All are welcome to join. We will meet for bring your own lunch at 12:30 PM in the same location before the seminar, and you are welcome to join that as well.


Speaker: 
Jeongrak Son (Nanyang Technological University)

Title: 
How does "catalysis" reduce control requirements for thermodynamic processes?

Abstract:
From the beginning, thermodynamics has attempted to set the ultimate bounds on what physical processes can achieve. An effective way of generating these general bounds is to start from a set of axioms and study which operations can be implemented. Two reasonably generic axioms (the existence of thermal environments and total energy preservation) defines the set of thermal operations.

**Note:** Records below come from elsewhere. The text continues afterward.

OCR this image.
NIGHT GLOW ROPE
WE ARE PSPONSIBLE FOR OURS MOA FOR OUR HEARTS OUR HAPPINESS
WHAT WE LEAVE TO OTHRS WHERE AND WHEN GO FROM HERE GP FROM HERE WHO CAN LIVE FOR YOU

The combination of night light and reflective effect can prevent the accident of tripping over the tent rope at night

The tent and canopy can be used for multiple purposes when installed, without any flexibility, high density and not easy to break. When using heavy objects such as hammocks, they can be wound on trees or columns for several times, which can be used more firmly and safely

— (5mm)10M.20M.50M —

Thermal operations have proven to be a powerful tool for deriving the limits of feasible thermodynamic processes starting from any initial state, including small and out-of-equilibrium ones. Furthermore, these limits are guaranteed to be fundamental due to the generality of the underlying axioms. However, it is known that these limits can only be achieved with complex operations requiring often unrealistic levels of control over the system. When additional restrictions regarding control requirements are imposed, the limit significantly reduces. We overcome this issue by introducing 'catalysts' in the process. We prove that by including an auxiliary state, the limits predicted by thermal operations can be fully achieved using much simpler operations. Furthermore, these auxiliary states return to their initial states at the end of the process, making them catalytic. In other words, we can improve the process without consuming any resources from the catalyst. We explain this curious phenomenon by the memory effect provided by the catalyst.


References:
[1] J. Son and N. H. Y. Ng, A hierarchy of thermal processes collapses under catalysis, arXiv:2303.13020.
[2] J. Son and N. H. Y. Ng, Catalysis in action via elementary thermal operations, New J. Phys. 26, 033029 (2024).